I didn't expect to receive so much when I planned this getaway.  Why wouldn't I?  God is lavish and His goodness is contagious.  He is with me in this blessing of my husband and He is giddy with the celebration of our lives in Him.

Hotel photo courtesy of Inn at Morro Bay; Other photos courtesy of WikiCommons

8 comments:

Shecki Grtlyblesd said...

Having waited through 2 adoption processes, I kind of hate waiting. Thank you for putting a different spin on it for me! Right now, we're waiting again--this time for a diagnosis. Reading this made me feel a little bit more patient. :)

HeartsHomeward said...

Shecki,
We had a "wait" for the potential adoption of our foster daughter years ago. She returned to her birth mother and in the long run we can see God's goodness in that outcome, but at the time it was a horrendous grief and difficulty. Waiting is rarely comfortable - it feels fruitless and brings up all kinds of trust issues and then sometimes when the "awaited" thing arrives it isn't near what we thought it would be. We are so rife with expectation and can put our hopes in fleeting outcomes instead of God so often! I am grateful for these lessons which God gave me in this sweet experience and doubly grateful that they ministered, even in a small way, to you today. I'll be praying over that diagnosis right now. Thank you for coming here and for sharing your heart. ~ Patty

Amanda Conquers said...

I was just writing today about waiting, about being "in-between." I really liked your point about a secret being sacred space. I like that. I think about it my marriage, in kids... there are things I just choose to not share. I think about it in blogging... sometimes I think we can overshare and fail to have private, sacred space for God, for our loved ones and we can burn ourselves out.

HeartsHomeward said...

Amanda,
What wisdom! It is so true. We sometimes reach out in our writing instead of pouring out, if that makes sense. The reaching needs to be towards God and those who have already earned our trust and then we can pour out in our writing. I'm savoring the quiet spaces and I do share them poetically here and there because that helps people see how they are something to be desired - and I remind myself of that as I write. I am so glad you came here and shared your thoughts. They blessed me. I look forward to reading your writing on waiting.
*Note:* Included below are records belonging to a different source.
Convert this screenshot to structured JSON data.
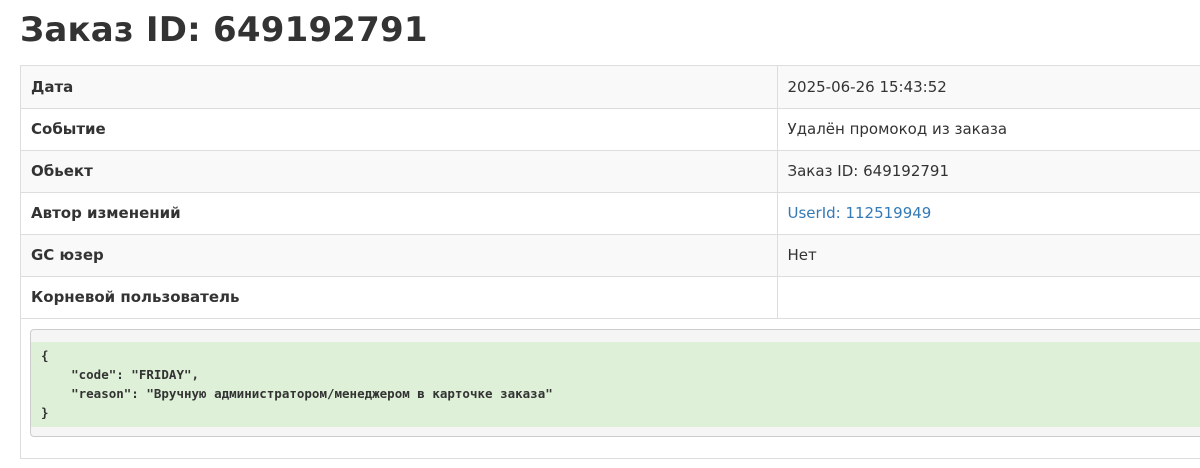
{
  "page": {
    "title": "Заказ ID: 649192791"
  },
  "details": [
    {
      "label": "Дата",
      "value": "2025-06-26 15:43:52",
      "link": false
    },
    {
      "label": "Событие",
      "value": "Удалён промокод из заказа",
      "link": false
    },
    {
      "label": "Обьект",
      "value": "Заказ ID: 649192791",
      "link": false
    },
    {
      "label": "Автор изменений",
      "value": "UserId: 112519949",
      "link": true
    },
    {
      "label": "GC юзер",
      "value": "Нет",
      "link": false
    },
    {
      "label": "Корневой пользователь",
      "value": "",
      "link": false
    }
  ],
  "payload": {
    "text": "{\n    \"code\": \"FRIDAY\",\n    \"reason\": \"Вручную администратором/менеджером в карточке заказа\"\n}"
  },
  "colors": {
    "link": "#337ab7",
    "payload_background": "#dff0d8",
    "row_stripe": "#f9f9f9",
    "border": "#dddddd"
  }
}
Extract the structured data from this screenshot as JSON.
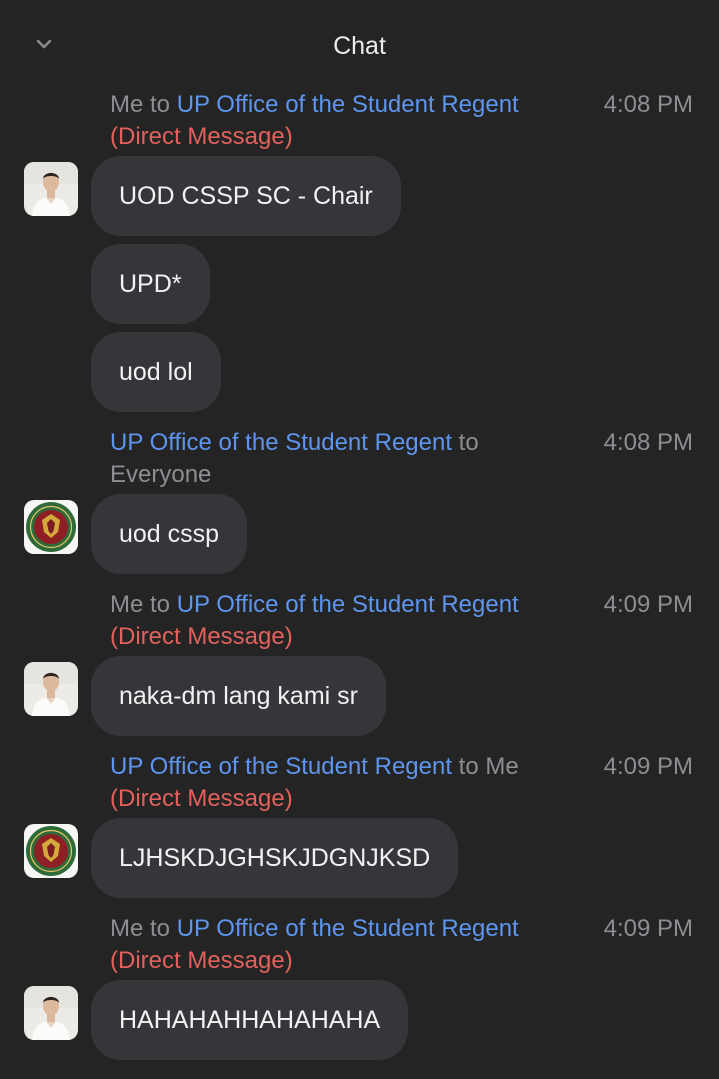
{
  "header": {
    "title": "Chat",
    "collapse_icon": "chevron-down-icon"
  },
  "colors": {
    "background": "#242424",
    "bubble": "#35363a",
    "link": "#5e95ee",
    "direct_message": "#e2615d",
    "muted": "#8d8d93"
  },
  "messages": [
    {
      "meta": {
        "prefix": "Me to ",
        "recipient": "UP Office of the Student Regent",
        "tag": "(Direct Message)"
      },
      "time": "4:08 PM",
      "avatar": "person-avatar",
      "bubbles": [
        "UOD CSSP SC - Chair",
        "UPD*",
        "uod lol"
      ]
    },
    {
      "meta": {
        "sender": "UP Office of the Student Regent",
        "connector": " to",
        "audience": "Everyone"
      },
      "time": "4:08 PM",
      "avatar": "seal-avatar",
      "bubbles": [
        "uod cssp"
      ]
    },
    {
      "meta": {
        "prefix": "Me to ",
        "recipient": "UP Office of the Student Regent",
        "tag": "(Direct Message)"
      },
      "time": "4:09 PM",
      "avatar": "person-avatar",
      "bubbles": [
        "naka-dm lang kami sr"
      ]
    },
    {
      "meta": {
        "sender": "UP Office of the Student Regent",
        "connector": " to Me",
        "tag": "(Direct Message)"
      },
      "time": "4:09 PM",
      "avatar": "seal-avatar",
      "bubbles": [
        "LJHSKDJGHSKJDGNJKSD"
      ]
    },
    {
      "meta": {
        "prefix": "Me to ",
        "recipient": "UP Office of the Student Regent",
        "tag": "(Direct Message)"
      },
      "time": "4:09 PM",
      "avatar": "person-avatar",
      "bubbles": [
        "HAHAHAHHAHAHAHA"
      ]
    }
  ]
}
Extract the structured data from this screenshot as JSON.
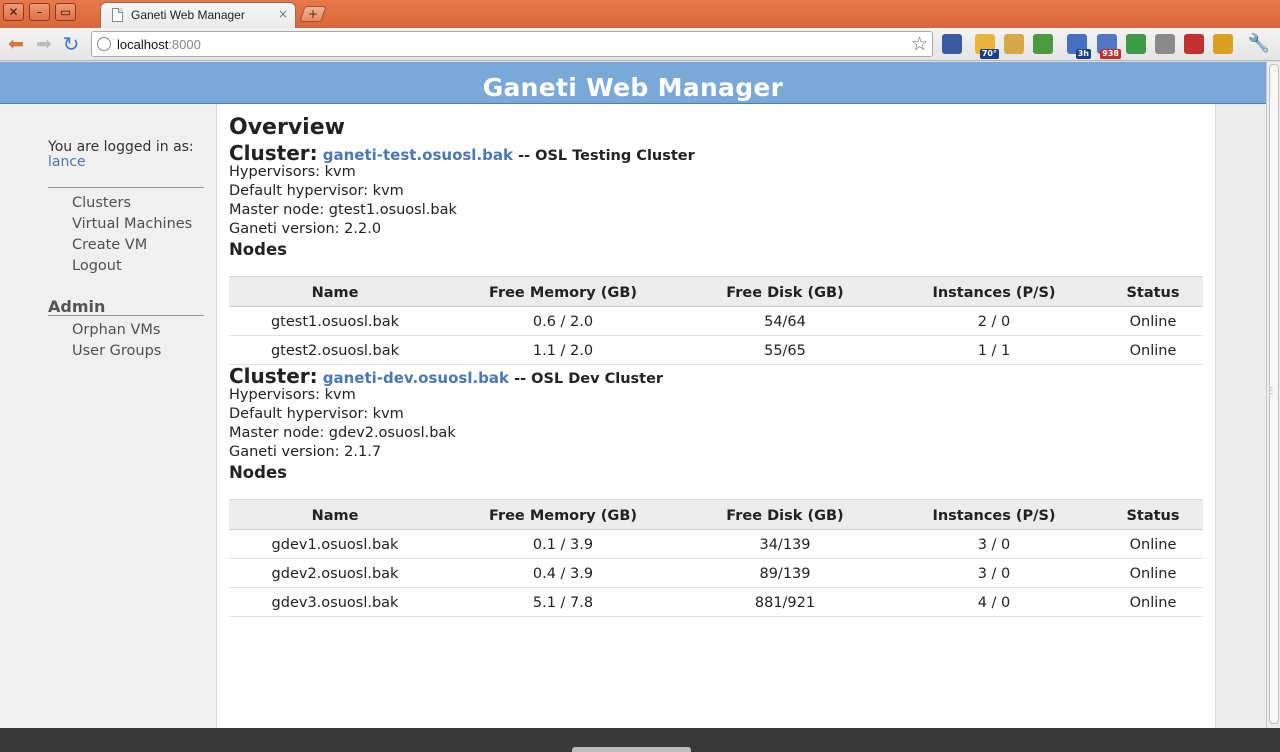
{
  "browser": {
    "window_buttons": [
      "✕",
      "–",
      "▭"
    ],
    "tab_title": "Ganeti Web Manager",
    "tab_close": "×",
    "newtab": "+",
    "url_host": "localhost",
    "url_port": ":8000",
    "extensions": [
      {
        "name": "gmail-icon",
        "color": "#3a5ba0",
        "badge": ""
      },
      {
        "name": "weather-icon",
        "color": "#e8b636",
        "badge": "70°",
        "badge_color": "#1c3f8a"
      },
      {
        "name": "notes-icon",
        "color": "#d9a84a",
        "badge": ""
      },
      {
        "name": "evernote-icon",
        "color": "#4c9a3f",
        "badge": ""
      },
      {
        "name": "calendar-icon",
        "color": "#4471c4",
        "badge": "3h",
        "badge_color": "#1c3f8a"
      },
      {
        "name": "rss-icon",
        "color": "#5276c6",
        "badge": "938",
        "badge_color": "#c23030"
      },
      {
        "name": "timer-icon",
        "color": "#3f9a44",
        "badge": ""
      },
      {
        "name": "tag-icon",
        "color": "#8a8a8a",
        "badge": ""
      },
      {
        "name": "rpt-icon",
        "color": "#c23030",
        "badge": ""
      },
      {
        "name": "remote-icon",
        "color": "#d9a020",
        "badge": ""
      }
    ]
  },
  "header": {
    "title": "Ganeti Web Manager"
  },
  "sidebar": {
    "logged_in_label": "You are logged in as:",
    "username": "lance",
    "nav": [
      "Clusters",
      "Virtual Machines",
      "Create VM",
      "Logout"
    ],
    "admin_heading": "Admin",
    "admin_nav": [
      "Orphan VMs",
      "User Groups"
    ]
  },
  "main": {
    "title": "Overview",
    "cluster_label": "Cluster:",
    "nodes_heading": "Nodes",
    "columns": [
      "Name",
      "Free Memory (GB)",
      "Free Disk (GB)",
      "Instances (P/S)",
      "Status"
    ],
    "clusters": [
      {
        "name": "ganeti-test.osuosl.bak",
        "description": "-- OSL Testing Cluster",
        "hypervisors": "Hypervisors: kvm",
        "default_hypervisor": "Default hypervisor: kvm",
        "master_node": "Master node: gtest1.osuosl.bak",
        "version": "Ganeti version: 2.2.0",
        "nodes": [
          [
            "gtest1.osuosl.bak",
            "0.6 / 2.0",
            "54/64",
            "2 / 0",
            "Online"
          ],
          [
            "gtest2.osuosl.bak",
            "1.1 / 2.0",
            "55/65",
            "1 / 1",
            "Online"
          ]
        ]
      },
      {
        "name": "ganeti-dev.osuosl.bak",
        "description": "-- OSL Dev Cluster",
        "hypervisors": "Hypervisors: kvm",
        "default_hypervisor": "Default hypervisor: kvm",
        "master_node": "Master node: gdev2.osuosl.bak",
        "version": "Ganeti version: 2.1.7",
        "nodes": [
          [
            "gdev1.osuosl.bak",
            "0.1 / 3.9",
            "34/139",
            "3 / 0",
            "Online"
          ],
          [
            "gdev2.osuosl.bak",
            "0.4 / 3.9",
            "89/139",
            "3 / 0",
            "Online"
          ],
          [
            "gdev3.osuosl.bak",
            "5.1 / 7.8",
            "881/921",
            "4 / 0",
            "Online"
          ]
        ]
      }
    ]
  },
  "colors": {
    "header_bg": "#7ba9d7",
    "link": "#4a78b5",
    "tabstrip": "#e06f42"
  }
}
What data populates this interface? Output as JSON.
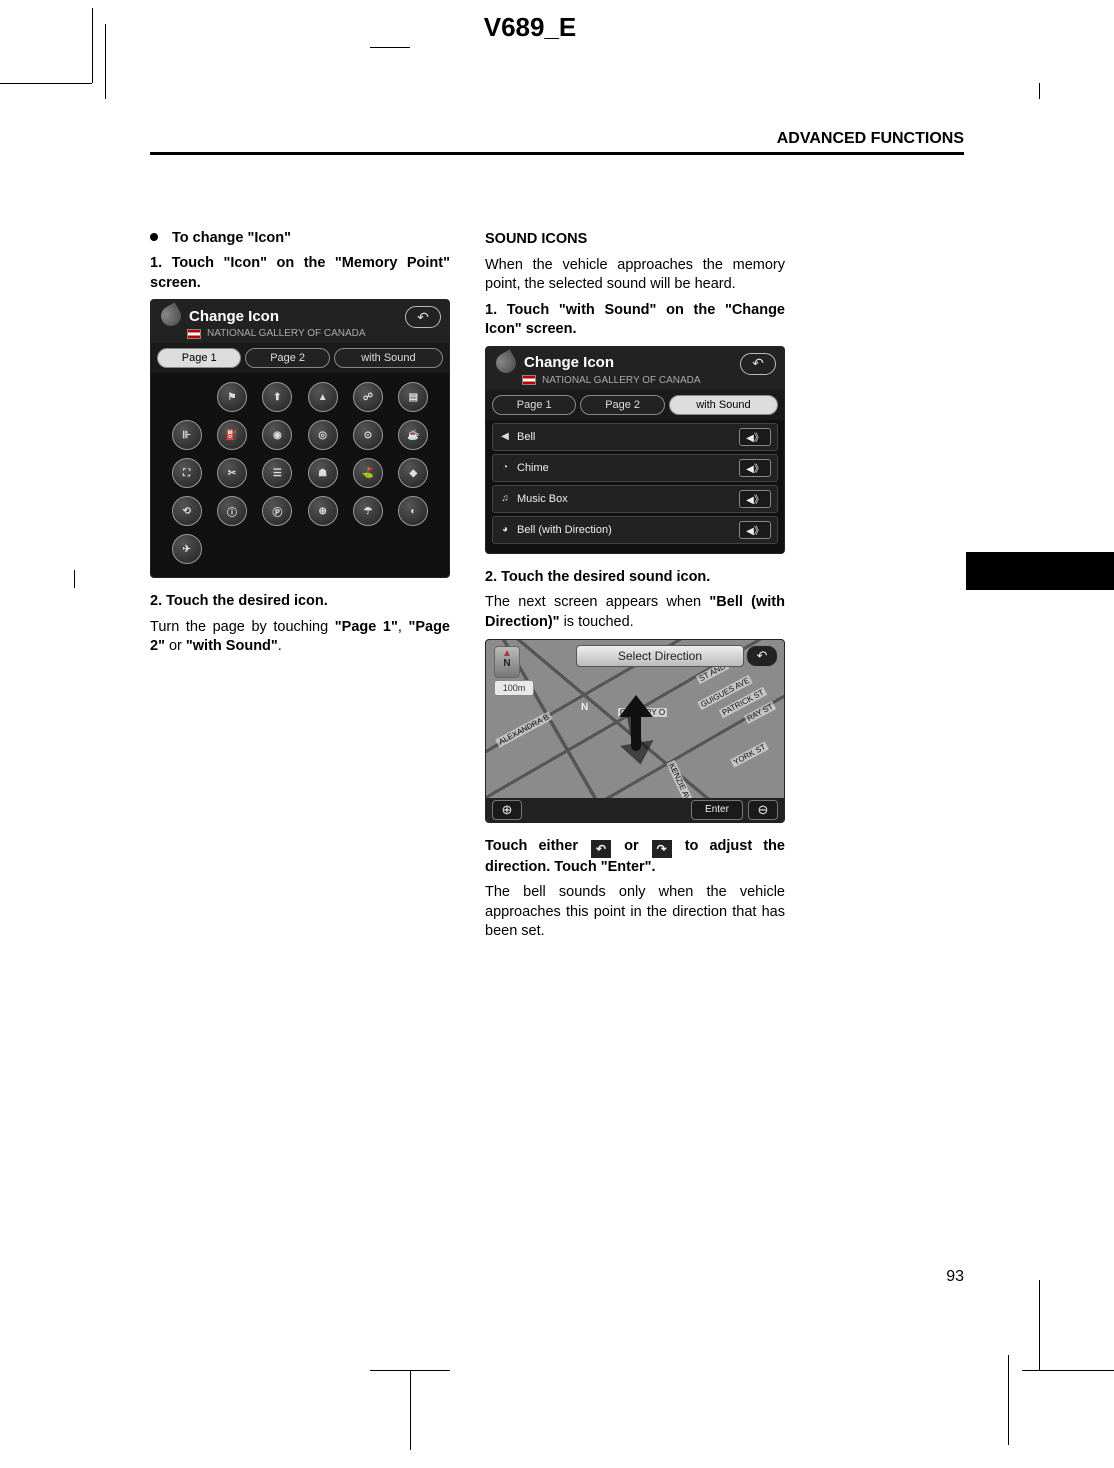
{
  "doc_header": "V689_E",
  "section_header": "ADVANCED FUNCTIONS",
  "page_number": "93",
  "left": {
    "bullet": "To change \"Icon\"",
    "step1": "1. Touch \"Icon\" on the \"Memory Point\" screen.",
    "step2": "2.   Touch the desired icon.",
    "body1_a": "Turn the page by touching ",
    "body1_b": "\"Page 1\"",
    "body1_c": ", ",
    "body1_d": "\"Page 2\"",
    "body1_e": " or ",
    "body1_f": "\"with Sound\"",
    "body1_g": "."
  },
  "right": {
    "heading": "SOUND ICONS",
    "intro": "When the vehicle approaches the memory point, the selected sound will be heard.",
    "step1": "1. Touch \"with Sound\" on the \"Change Icon\" screen.",
    "step2": "2.   Touch the desired sound icon.",
    "body2_a": "The next screen appears when ",
    "body2_b": "\"Bell (with Direction)\"",
    "body2_c": " is touched.",
    "step3_a": "Touch either ",
    "step3_b": " or ",
    "step3_c": " to adjust the direction.   Touch \"Enter\".",
    "body3": "The bell sounds only when the vehicle approaches this point in the direction that has been set."
  },
  "shot1": {
    "title": "Change Icon",
    "subtitle": "NATIONAL GALLERY OF CANADA",
    "tabs": {
      "p1": "Page 1",
      "p2": "Page 2",
      "ws": "with Sound"
    },
    "icons": [
      "⚑",
      "⬆",
      "▲",
      "☍",
      "▤",
      "⊪",
      "⛽",
      "◉",
      "◎",
      "⊙",
      "☕",
      "⛶",
      "✂",
      "☰",
      "☗",
      "⛳",
      "◆",
      "⟲",
      "ⓘ",
      "Ⓟ",
      "⊕",
      "☂",
      "◐",
      "✈"
    ]
  },
  "shot2": {
    "title": "Change Icon",
    "subtitle": "NATIONAL GALLERY OF CANADA",
    "tabs": {
      "p1": "Page 1",
      "p2": "Page 2",
      "ws": "with Sound"
    },
    "rows": [
      {
        "icon": "◀",
        "label": "Bell"
      },
      {
        "icon": "◔",
        "label": "Chime"
      },
      {
        "icon": "♫",
        "label": "Music Box"
      },
      {
        "icon": "◕",
        "label": "Bell (with Direction)"
      }
    ],
    "play": "◀》"
  },
  "shot3": {
    "title": "Select Direction",
    "compass": "⬆\nN",
    "scale": "100m",
    "enter": "Enter",
    "gallery": "GALLERY O",
    "streets": [
      "ST AND",
      "GUIGUES AVE",
      "PATRICK ST",
      "RAY ST",
      "YORK ST",
      "ALEXANDRA B",
      "KENZIE AVE"
    ]
  }
}
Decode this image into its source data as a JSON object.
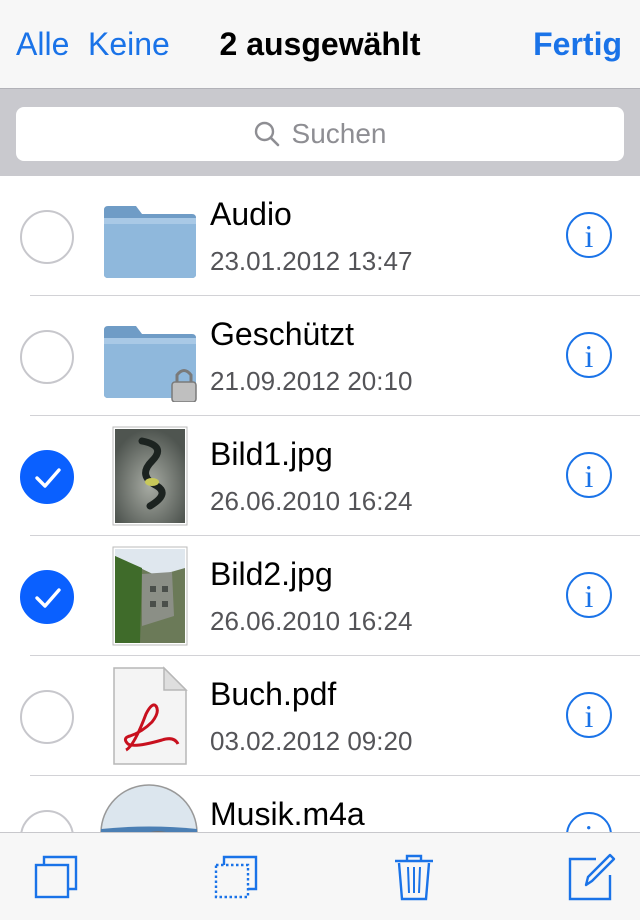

It is a lost art in America to be sure.

Shecki Grtlyblesd said...

We hosted kids through Safe Families, and it was hard to see some of them go back to less than ideal circumstances. :/


I so appreciate your prayers. We're pretty frustrated, almost a year into Luke's adoption, trying to figure out what is going on with him medically.

HeartsHomeward said...

Shecki,
I not only prayed for you, but put Luke on our family prayer list. Will you let me know (through WCCB or wherever) how things go? We will pray for him and you regularly. Hard stuff.

Shecki Grtlyblesd said...

Thank you. I mentioned him in today's blog post. We head back to the neurologist next week, so hopefully we'll get the ball rolling again for more tests. We were stalled out for a while with a miscommunication between UCSF and his primary care doc. He should have his first wheelchair around his 3rd birthday this summer.

HeartsHomeward said...

I read your post just to get the update. It always helps when praying. I'll print a picture of Luke for the boys (if that's okay with you) and we'll keep it with the Popsicle stick where we wrote your name and his to remember to pray for you. Much going on in your life!!